Domain adaptation. Once the language model is pretrained on a large-scale corpus we adapt it on the in-domain corpus, by fine-tuning the weights of the language model.

Fine-tuning. Finally the language model is fine-tuned with a layer for the target task, eg classifying sentiment. Fine-tuning takes orders of magnitude less time, compute, and labeled data compared with training a classifier from scratch.

GPT and BERT

GPT and BERT quickly followed the development of the ULMFiT process. GPT used only the transformer decoder and the same language modeling approach from ULMFIT. BERT on the other hand used the encoder part with a special form of language modeling called masked language modeling. The objective being to predict randomly masked tokens in a text.

These models set new benchmarks and initiated the era of transformer models.

For wider use, the development of Hugging Face proved the further catalyst for adoption.

Introduction to Hugging Face

The chapter then goes on to give an introduction to Hugging Face.

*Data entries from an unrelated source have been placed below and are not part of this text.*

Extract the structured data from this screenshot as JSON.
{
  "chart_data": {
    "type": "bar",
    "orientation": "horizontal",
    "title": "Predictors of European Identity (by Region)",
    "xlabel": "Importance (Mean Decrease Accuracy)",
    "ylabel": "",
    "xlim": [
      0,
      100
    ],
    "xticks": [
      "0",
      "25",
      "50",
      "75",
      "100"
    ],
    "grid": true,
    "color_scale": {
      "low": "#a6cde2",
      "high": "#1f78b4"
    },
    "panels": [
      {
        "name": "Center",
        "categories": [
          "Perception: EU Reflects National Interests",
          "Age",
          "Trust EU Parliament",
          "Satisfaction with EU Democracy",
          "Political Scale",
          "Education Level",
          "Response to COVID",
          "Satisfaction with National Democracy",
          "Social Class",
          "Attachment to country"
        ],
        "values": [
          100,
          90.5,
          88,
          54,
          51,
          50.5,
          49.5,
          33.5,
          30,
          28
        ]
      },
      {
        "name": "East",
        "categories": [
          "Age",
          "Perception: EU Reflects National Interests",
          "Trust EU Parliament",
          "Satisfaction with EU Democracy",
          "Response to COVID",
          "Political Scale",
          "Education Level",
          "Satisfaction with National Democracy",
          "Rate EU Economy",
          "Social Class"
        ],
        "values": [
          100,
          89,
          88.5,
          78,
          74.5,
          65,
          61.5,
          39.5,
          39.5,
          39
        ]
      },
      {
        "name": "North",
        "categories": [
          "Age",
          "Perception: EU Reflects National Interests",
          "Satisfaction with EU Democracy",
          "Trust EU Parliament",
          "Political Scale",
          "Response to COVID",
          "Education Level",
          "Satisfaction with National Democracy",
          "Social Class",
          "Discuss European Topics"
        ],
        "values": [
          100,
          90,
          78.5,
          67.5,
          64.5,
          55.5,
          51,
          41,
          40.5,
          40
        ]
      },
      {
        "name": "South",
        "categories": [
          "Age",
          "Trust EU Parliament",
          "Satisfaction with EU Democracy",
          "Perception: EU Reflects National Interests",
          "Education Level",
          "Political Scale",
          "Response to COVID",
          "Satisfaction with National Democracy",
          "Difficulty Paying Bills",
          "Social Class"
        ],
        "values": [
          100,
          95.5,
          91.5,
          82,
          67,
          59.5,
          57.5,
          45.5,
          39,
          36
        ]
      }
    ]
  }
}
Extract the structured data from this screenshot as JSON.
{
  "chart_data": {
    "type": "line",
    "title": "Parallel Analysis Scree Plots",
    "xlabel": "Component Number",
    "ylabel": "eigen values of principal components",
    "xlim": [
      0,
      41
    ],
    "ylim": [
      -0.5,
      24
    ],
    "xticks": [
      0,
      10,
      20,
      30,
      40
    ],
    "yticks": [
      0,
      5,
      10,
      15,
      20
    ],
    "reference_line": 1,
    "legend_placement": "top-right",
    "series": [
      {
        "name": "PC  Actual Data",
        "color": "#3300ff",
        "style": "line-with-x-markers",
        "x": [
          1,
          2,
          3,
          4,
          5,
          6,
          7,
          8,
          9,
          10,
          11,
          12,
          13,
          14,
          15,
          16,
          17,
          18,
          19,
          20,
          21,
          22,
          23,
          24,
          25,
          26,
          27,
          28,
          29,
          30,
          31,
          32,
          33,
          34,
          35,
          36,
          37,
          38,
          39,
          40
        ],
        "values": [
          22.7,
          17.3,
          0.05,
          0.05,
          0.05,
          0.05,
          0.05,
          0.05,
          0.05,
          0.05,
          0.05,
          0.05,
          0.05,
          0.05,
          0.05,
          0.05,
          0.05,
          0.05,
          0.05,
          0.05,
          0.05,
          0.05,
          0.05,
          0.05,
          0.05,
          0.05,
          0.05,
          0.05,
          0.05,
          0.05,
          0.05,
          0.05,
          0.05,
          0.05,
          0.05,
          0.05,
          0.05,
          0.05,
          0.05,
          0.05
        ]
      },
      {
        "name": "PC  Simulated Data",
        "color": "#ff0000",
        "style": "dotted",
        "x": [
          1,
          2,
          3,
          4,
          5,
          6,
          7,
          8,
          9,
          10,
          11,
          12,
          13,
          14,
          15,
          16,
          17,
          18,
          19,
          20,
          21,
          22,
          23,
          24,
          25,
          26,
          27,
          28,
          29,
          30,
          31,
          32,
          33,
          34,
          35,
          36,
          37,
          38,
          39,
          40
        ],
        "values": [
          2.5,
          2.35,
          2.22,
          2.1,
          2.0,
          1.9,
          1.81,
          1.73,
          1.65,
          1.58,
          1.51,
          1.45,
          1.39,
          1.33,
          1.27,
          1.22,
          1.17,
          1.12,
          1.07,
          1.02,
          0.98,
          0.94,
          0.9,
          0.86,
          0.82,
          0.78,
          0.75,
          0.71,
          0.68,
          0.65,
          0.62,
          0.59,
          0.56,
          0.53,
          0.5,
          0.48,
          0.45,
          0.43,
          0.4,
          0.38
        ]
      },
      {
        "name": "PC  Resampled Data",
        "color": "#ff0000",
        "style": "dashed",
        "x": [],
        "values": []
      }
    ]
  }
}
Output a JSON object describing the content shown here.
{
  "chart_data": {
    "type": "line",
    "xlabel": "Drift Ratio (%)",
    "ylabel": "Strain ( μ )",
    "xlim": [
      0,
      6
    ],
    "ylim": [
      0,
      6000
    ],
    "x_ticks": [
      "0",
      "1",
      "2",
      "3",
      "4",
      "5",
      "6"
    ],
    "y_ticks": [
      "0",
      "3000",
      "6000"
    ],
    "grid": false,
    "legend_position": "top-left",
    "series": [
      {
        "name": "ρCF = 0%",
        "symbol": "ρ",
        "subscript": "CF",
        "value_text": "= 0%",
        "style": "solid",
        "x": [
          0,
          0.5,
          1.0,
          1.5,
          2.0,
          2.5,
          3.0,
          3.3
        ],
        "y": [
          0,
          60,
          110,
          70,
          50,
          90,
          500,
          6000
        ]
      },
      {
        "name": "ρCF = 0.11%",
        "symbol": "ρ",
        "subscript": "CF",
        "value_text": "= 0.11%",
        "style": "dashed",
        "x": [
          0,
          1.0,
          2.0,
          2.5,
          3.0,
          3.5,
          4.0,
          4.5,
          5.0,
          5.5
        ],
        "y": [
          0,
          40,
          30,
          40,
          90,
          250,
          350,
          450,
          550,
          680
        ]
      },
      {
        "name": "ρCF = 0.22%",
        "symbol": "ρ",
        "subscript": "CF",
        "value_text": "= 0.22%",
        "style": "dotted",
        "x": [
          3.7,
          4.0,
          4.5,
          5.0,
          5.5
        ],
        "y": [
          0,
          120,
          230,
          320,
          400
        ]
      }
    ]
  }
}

Current Limitations of Transformers

The chapter concludes with the following limitations:

• Transformer research is English dominated, hard to find pretrained models for many languages

• Data hungry - Although transfer learning helps, we still need a lot of labeled data compared to human performance.

• Long docuents - It works very well on paragraph level texts, but becomes very expensive with longer texts like whole documents. This is covered in a later chapter.

• Black box - The transformers are black boxes to an extent, it is hard or impossible to unravel why a model made a particular prediction. This limits the context of safe use.

• Biases - The models show biases present in the data they were trained on, shown to have racial and gender bias.